2.       Organizational process Assets Updates: Key correspondence concerning audits, inspections, change requests, warnings for unsatisfactory performance, and key decisions. Information about payment schedules and how seller performance is documented would also be updated at this stage.
3.       Change Requests: Processed using integrated change control. Disputed changes are usually given special attention and documented separately.
4.       Project Management Plan updates: Elements of the plan that may be updated include:
·         Procurement management plan (to reflect approved change requests, especially those affecting costs or schedules)
·         Baseline schedule (to reflect any significant variances from the baseline or revisions to the baseline because of approved changes)
12.4 Close Procurements
Contract closure supports the close project or phase process (integration management, Section 4.6). It involves product verification (was the work completed correctly?) and administrative closeout (updating and archiving of records). Early termination is a special case of contract closure and can result from a mutual decision, from default by one of the parties, or for convenience of the buyer. The rights of the parties should be defined in a terminations clause in the contract.
Close Procurements
Inputs
Tools
Outputs
1.       Project management Plan
2.       Procurement documentation
1.       Procurement audits
2.       Negotiated settlements
3.       Records management system
1.       Closed procurements
2.       OPA updates

Two Key Inputs for Close Procurements:
1.       Project Management Plan: section 4.2.3.1.
2.       Procurement Documentation: All documentation is collected, indexed, and filed according to established procedures. The information can be used for lessons learned, estimating future contracts, and evaluating contractors for future procurements.
Three Key Tools for Close Procurements:
1.       Procurement Audits: Structured reviews of the procurement process to identify successes and failures. The information is used to improve the current project, future projects, and the overall organization. Procurement audits are also known as lessons learned in some areas.
2.       Negotiated Settlements: Final settlement of outstanding issues, claims, and disputes using negotiation if possible.
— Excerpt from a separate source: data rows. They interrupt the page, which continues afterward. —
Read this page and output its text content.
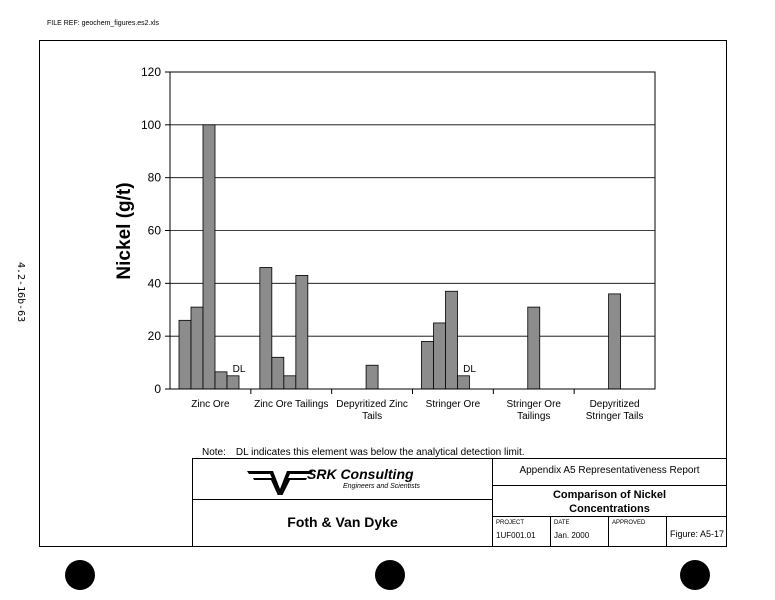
FILE REF: geochem_figures.es2.xls
4.2-16b-63
DL	DL
0
20
40
60
80
100
120
Zinc Ore Zinc Ore Tailings Depyritized Zinc
Tails
Stringer Ore	Stringer Ore
Tailings
Depyritized
Stringer Tails
Nickel (g/t)
Note: DL indicates this element was below the analytical detection limit.
SRK Consulting
Engineers and Scientists
Foth & Van Dyke
Appendix A5 Representativeness Report
Comparison of Nickel
Concentrations
PROJECT
1UF001.01
DATE
Jan. 2000
APPROVED
Figure: A5-17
Alternate dispute resolution is used only when necessary.
3.       Records Management System: Described in Section 12.3.2.7.

Two Key Outputs for Close Procurements:
1.       Closed Procurements: The buyer provides formal, written notice that the contract has been completed.
2.       Organizational Process Assets Updates: Should include the following:
·         Procurement file: An official, complete set of indexed contract documentation.
·         Deliverable acceptance: Formal, written notice that deliverables have been accepted or rejected. Instructions on how to handle non- conforming deliverables should be provided.
·         Lessons learned documentation: Post-project evaluation is important because it provides historical records that help in contractor selection on future contracts (a past performance database to support the select sellers process).